You can therefore compare two branches between a repo and its fork.
Example:

https://api.github.com/repos/030/learn-go-with-tests/compare/master...quii:master

(this example compares a fork to its original repo, not the original repo to the fork: that is because the fork, in this case, is behind the original repo)

7
votes

Investigating answers coming with the official API, one can find a barely mentioned way to get diffs from Github. Try this:

  wget -H 'Accept: application/vnd.github.v3.diff' \
    http://github.com/github/linguist/compare/96d29b76...a20631af.diff
  wget -H 'Accept: application/vnd.github.v3.diff' \
    http://github.com/github/linguist/compare/a20631af...96d29b76.diff

This is the link you provided as an example, with .diff appended. And the reverse diff of the same.

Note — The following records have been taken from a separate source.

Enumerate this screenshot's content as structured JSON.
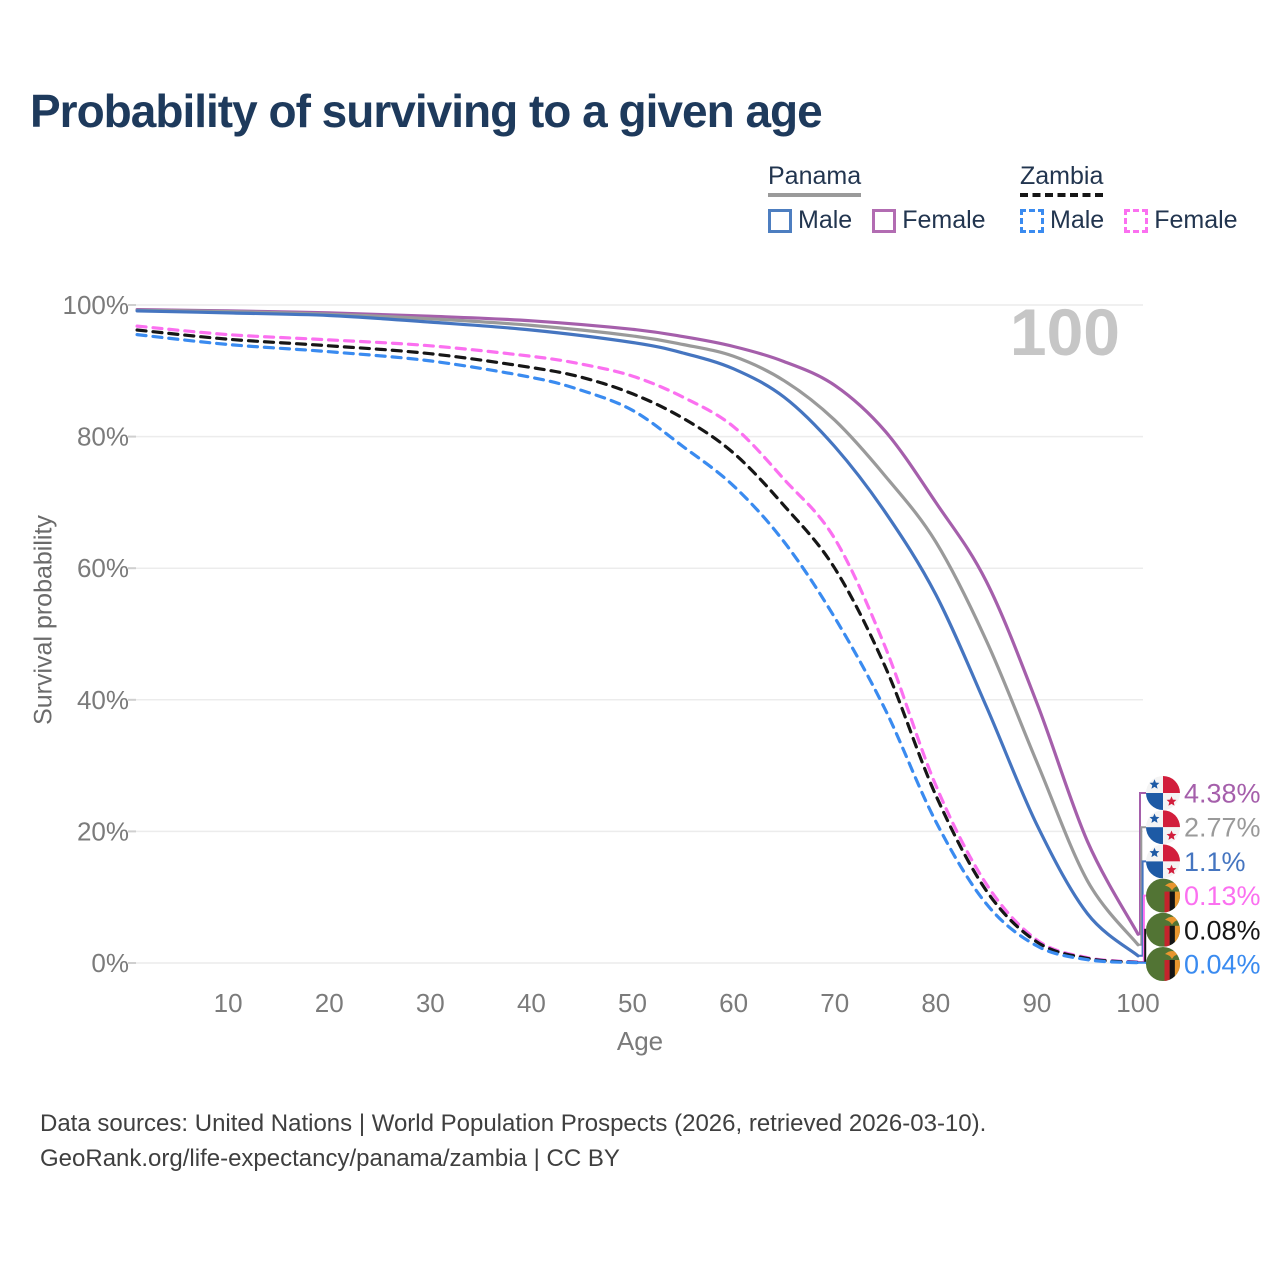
{
  "title": "Probability of surviving to a given age",
  "hover_age_label": "100",
  "legend": {
    "groups": [
      {
        "label": "Panama",
        "line_style": "solid",
        "underline_color": "#9a9a9a",
        "items": [
          {
            "label": "Male",
            "color": "#4d7ec0"
          },
          {
            "label": "Female",
            "color": "#b26cb2"
          }
        ]
      },
      {
        "label": "Zambia",
        "line_style": "dashed",
        "underline_color": "#161616",
        "items": [
          {
            "label": "Male",
            "color": "#3a8bf0"
          },
          {
            "label": "Female",
            "color": "#fb70f0"
          }
        ]
      }
    ]
  },
  "chart_data": {
    "type": "line",
    "title": "Probability of surviving to a given age",
    "xlabel": "Age",
    "ylabel": "Survival probability",
    "xlim": [
      0,
      100
    ],
    "ylim": [
      0,
      100
    ],
    "grid": "horizontal",
    "legend_position": "top-right",
    "x_ticks": [
      10,
      20,
      30,
      40,
      50,
      60,
      70,
      80,
      90,
      100
    ],
    "y_ticks": [
      {
        "value": 0,
        "label": "0%"
      },
      {
        "value": 20,
        "label": "20%"
      },
      {
        "value": 40,
        "label": "40%"
      },
      {
        "value": 60,
        "label": "60%"
      },
      {
        "value": 80,
        "label": "80%"
      },
      {
        "value": 100,
        "label": "100%"
      }
    ],
    "series": [
      {
        "name": "Panama Female",
        "country": "Panama",
        "flag": "panama",
        "color": "#a55fab",
        "dash": false,
        "end_label": "4.38%",
        "end_value": 4.38,
        "points": [
          [
            1,
            99.3
          ],
          [
            10,
            99.1
          ],
          [
            20,
            98.8
          ],
          [
            30,
            98.3
          ],
          [
            40,
            97.6
          ],
          [
            50,
            96.3
          ],
          [
            55,
            95.2
          ],
          [
            60,
            93.7
          ],
          [
            65,
            91.4
          ],
          [
            70,
            87.8
          ],
          [
            75,
            80.8
          ],
          [
            80,
            70.0
          ],
          [
            85,
            58.0
          ],
          [
            90,
            39.5
          ],
          [
            95,
            18.5
          ],
          [
            100,
            4.38
          ]
        ]
      },
      {
        "name": "Panama",
        "country": "Panama",
        "flag": "panama",
        "color": "#9a9a9a",
        "dash": false,
        "end_label": "2.77%",
        "end_value": 2.77,
        "points": [
          [
            1,
            99.2
          ],
          [
            10,
            99.0
          ],
          [
            20,
            98.6
          ],
          [
            30,
            97.9
          ],
          [
            40,
            96.9
          ],
          [
            50,
            95.3
          ],
          [
            55,
            94.0
          ],
          [
            60,
            92.2
          ],
          [
            65,
            88.5
          ],
          [
            70,
            82.5
          ],
          [
            75,
            74.0
          ],
          [
            80,
            64.0
          ],
          [
            85,
            49.0
          ],
          [
            90,
            30.5
          ],
          [
            95,
            12.5
          ],
          [
            100,
            2.77
          ]
        ]
      },
      {
        "name": "Panama Male",
        "country": "Panama",
        "flag": "panama",
        "color": "#4575c0",
        "dash": false,
        "end_label": "1.1%",
        "end_value": 1.1,
        "points": [
          [
            1,
            99.1
          ],
          [
            10,
            98.8
          ],
          [
            20,
            98.4
          ],
          [
            30,
            97.4
          ],
          [
            40,
            96.2
          ],
          [
            50,
            94.3
          ],
          [
            55,
            92.7
          ],
          [
            60,
            90.3
          ],
          [
            65,
            86.0
          ],
          [
            70,
            78.5
          ],
          [
            75,
            68.5
          ],
          [
            80,
            56.0
          ],
          [
            85,
            39.0
          ],
          [
            90,
            21.0
          ],
          [
            95,
            7.5
          ],
          [
            100,
            1.1
          ]
        ]
      },
      {
        "name": "Zambia Female",
        "country": "Zambia",
        "flag": "zambia",
        "color": "#fb70f0",
        "dash": true,
        "end_label": "0.13%",
        "end_value": 0.13,
        "points": [
          [
            1,
            96.8
          ],
          [
            10,
            95.5
          ],
          [
            20,
            94.7
          ],
          [
            30,
            93.8
          ],
          [
            40,
            92.2
          ],
          [
            45,
            91.0
          ],
          [
            50,
            89.2
          ],
          [
            55,
            86.0
          ],
          [
            60,
            81.5
          ],
          [
            65,
            73.5
          ],
          [
            70,
            64.5
          ],
          [
            75,
            48.0
          ],
          [
            80,
            27.0
          ],
          [
            85,
            12.0
          ],
          [
            90,
            3.5
          ],
          [
            95,
            0.8
          ],
          [
            100,
            0.13
          ]
        ]
      },
      {
        "name": "Zambia",
        "country": "Zambia",
        "flag": "zambia",
        "color": "#161616",
        "dash": true,
        "end_label": "0.08%",
        "end_value": 0.08,
        "points": [
          [
            1,
            96.2
          ],
          [
            10,
            94.8
          ],
          [
            20,
            93.8
          ],
          [
            30,
            92.6
          ],
          [
            40,
            90.5
          ],
          [
            45,
            89.0
          ],
          [
            50,
            86.5
          ],
          [
            55,
            82.8
          ],
          [
            60,
            77.5
          ],
          [
            65,
            69.5
          ],
          [
            70,
            60.0
          ],
          [
            75,
            45.0
          ],
          [
            80,
            25.5
          ],
          [
            85,
            11.0
          ],
          [
            90,
            3.2
          ],
          [
            95,
            0.7
          ],
          [
            100,
            0.08
          ]
        ]
      },
      {
        "name": "Zambia Male",
        "country": "Zambia",
        "flag": "zambia",
        "color": "#3a8bf0",
        "dash": true,
        "end_label": "0.04%",
        "end_value": 0.04,
        "points": [
          [
            1,
            95.5
          ],
          [
            10,
            94.0
          ],
          [
            20,
            92.9
          ],
          [
            30,
            91.5
          ],
          [
            40,
            89.0
          ],
          [
            45,
            87.0
          ],
          [
            50,
            84.0
          ],
          [
            55,
            78.5
          ],
          [
            60,
            72.5
          ],
          [
            65,
            64.0
          ],
          [
            70,
            52.5
          ],
          [
            75,
            38.5
          ],
          [
            80,
            21.5
          ],
          [
            85,
            9.0
          ],
          [
            90,
            2.6
          ],
          [
            95,
            0.5
          ],
          [
            100,
            0.04
          ]
        ]
      }
    ]
  },
  "footer": {
    "line1": "Data sources: United Nations | World Population Prospects (2026, retrieved 2026-03-10).",
    "line2": "GeoRank.org/life-expectancy/panama/zambia | CC BY"
  }
}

The header given makes sure the request is handled by the Github's v3 API. That's currently the default, but might change in the future. See Media Types.

Why two downloads?

Github serves linear diffs from older to newer versions, only. If the requested diff is indeed linear and from an older to a newer version, the second download will be empty.

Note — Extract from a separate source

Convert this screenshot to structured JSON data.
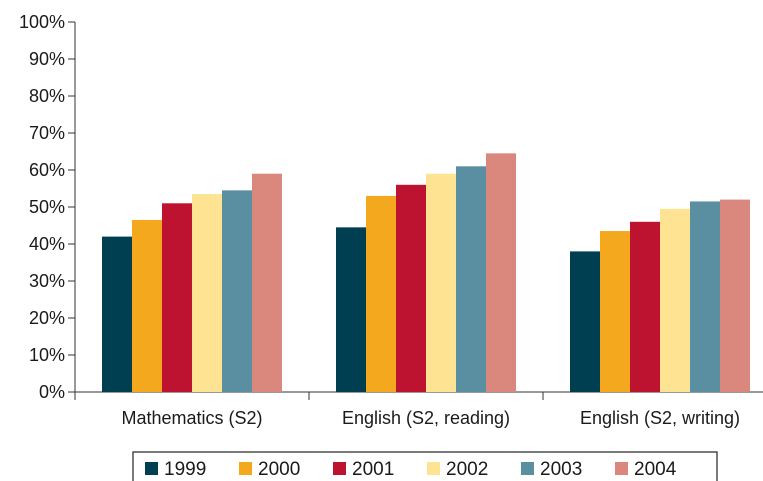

If the requested diff is linear, but from a newer to an older version, the first download is empty. Instead, the whole diff is in the second download. Depending on what one want to achieve, one can normally apply it to the newer version or reverse-apply (patch -R) it to the older version.

If there is no linear relationship between the pair of requested commits, both downloads get answered with non-zero content. One from the common anchestor to the first commit and another, reversed one from this common anchestor to the other commit. Applying one diff normally and the other one reversed gives what applying the output of git diff 96d29b76..a20631af would give, too.

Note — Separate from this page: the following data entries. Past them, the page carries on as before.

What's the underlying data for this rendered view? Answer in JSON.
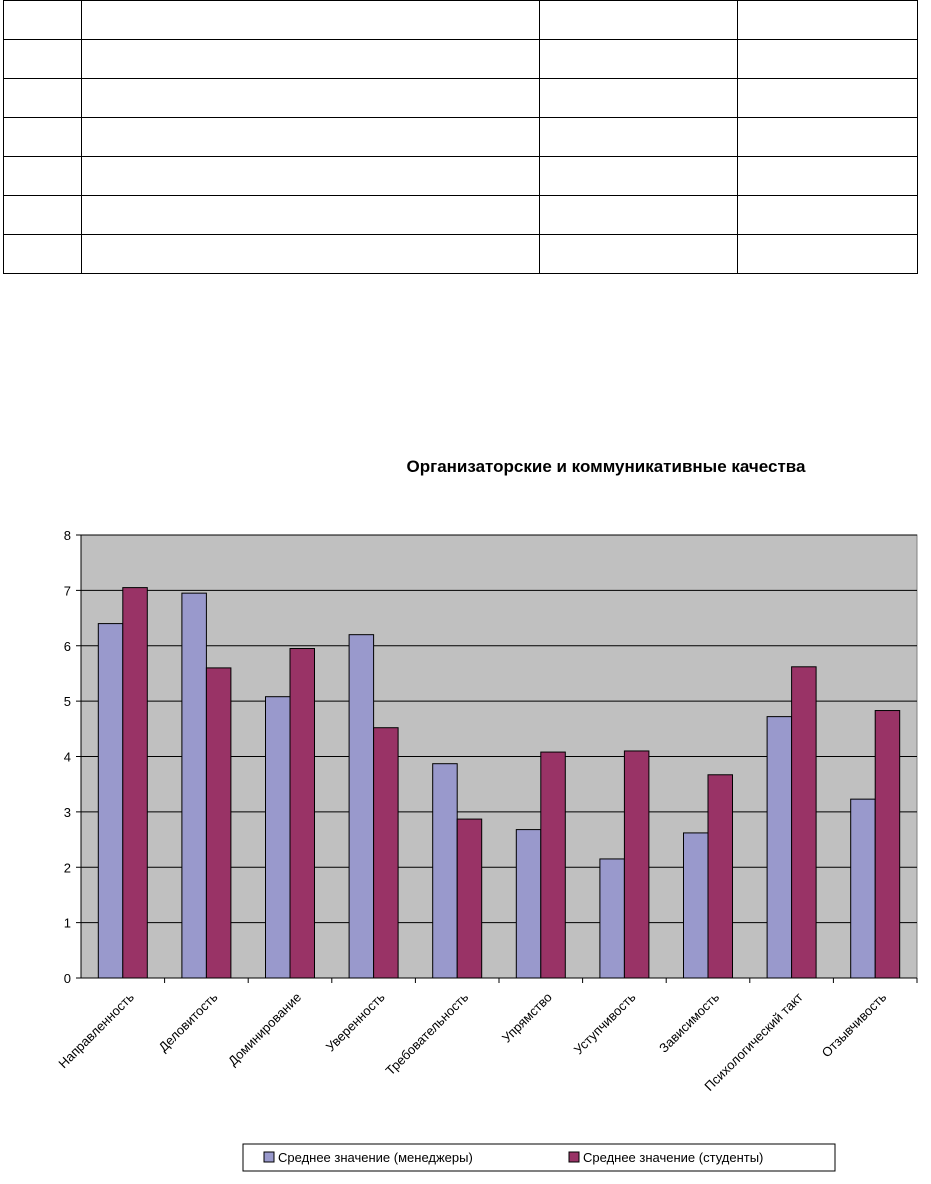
{
  "chart_data": {
    "type": "bar",
    "title": "Организаторские и коммуникативные качества",
    "categories": [
      "Направленность",
      "Деловитость",
      "Доминирование",
      "Уверенность",
      "Требовательность",
      "Упрямство",
      "Уступчивость",
      "Зависимость",
      "Психологический такт",
      "Отзывчивость"
    ],
    "series": [
      {
        "name": "Среднее значение (менеджеры)",
        "color": "#9999cc",
        "values": [
          6.4,
          6.95,
          5.08,
          6.2,
          3.87,
          2.68,
          2.15,
          2.62,
          4.72,
          3.23
        ]
      },
      {
        "name": "Среднее значение (студенты)",
        "color": "#993366",
        "values": [
          7.05,
          5.6,
          5.95,
          4.52,
          2.87,
          4.08,
          4.1,
          3.67,
          5.62,
          4.83
        ]
      }
    ],
    "ylim": [
      0,
      8
    ],
    "yticks": [
      0,
      1,
      2,
      3,
      4,
      5,
      6,
      7,
      8
    ],
    "grid": true,
    "plot_background": "#c0c0c0",
    "legend_position": "bottom"
  }
}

As far as I can tell, these raw diffs aren't subject to Github's API limitations. Requests for 540 commits with 1002 file changes went flawlessly.

Note: one can also append .patch instead of .diff. Then one still gets one big file for each, but a set of individual patches for each commit inside this file.

4
votes

Traumflug's answer isn't correct if you are using the API to access private repos. Actually, I think that answer doesn't require the header since it works without it in a public repo anyways.

You should not put the .diff at the end of the url and you should use the api subdomain. If you want the diff specifically, you only need to put the appropriate media type header in the request (and the token for authentication).

So for example:

  wget -H 'Accept: application/vnd.github.v3.diff' \
    https://api.github.com/repos/github/linguist/compare/96d29b76...a20631af?access_token=123

GitHub's documentation is super confusing since it says it only works for branch names, but it also accepts commit shas. Also, the returned JSON includes a diff_url that is just a direct link to the diff but does not work if the repo is private, which isn't very helpful.

3
votes

Here's another actual executable example using the HEAD and HEAD~1 references on my public repo DataApp--ParamCompare which should help illuminate the :owner and :repo notation once substituted with clear parameters.

curl -X GET  https://api.github.com/repos/jxramos/DataApp--ParamCompare/compare/HEAD~1...HEAD

As a sanity check the equivalent browser representation can be seen at https://github.com/jxramos/DataApp--ParamCompare/compare/HEAD~1...HEAD

In general the form goes as the following to lend an alternate parameter syntax for the api routing:

https://api.github.com/repos/<owner_name>/<repo_name>/compare/HEAD~1...HEAD

One can also invoke a url such as

https://api.github.com/repos/jxramos/DataApp--ParamCompare/compare/80f0bb42606888ce7fc66b4402fcc90a1709c9e8...255fe089543f5569f90af54168af904e88fc150f

There should be an equivalent graphql means to just pare down and select those results under the files list to select all the filename values to lend something of a git diff --name-only type output straight from remote. I'll update this answer if I figure it out.

My take on this is that the graphql API doesn't conduct operations which is what a diff is, but rather allows to to query primitive types and properties and the like of the repo itself. You can see the sort of entities you're dealing with by looking at the schema itself https://developer.github.com/v4/public_schema/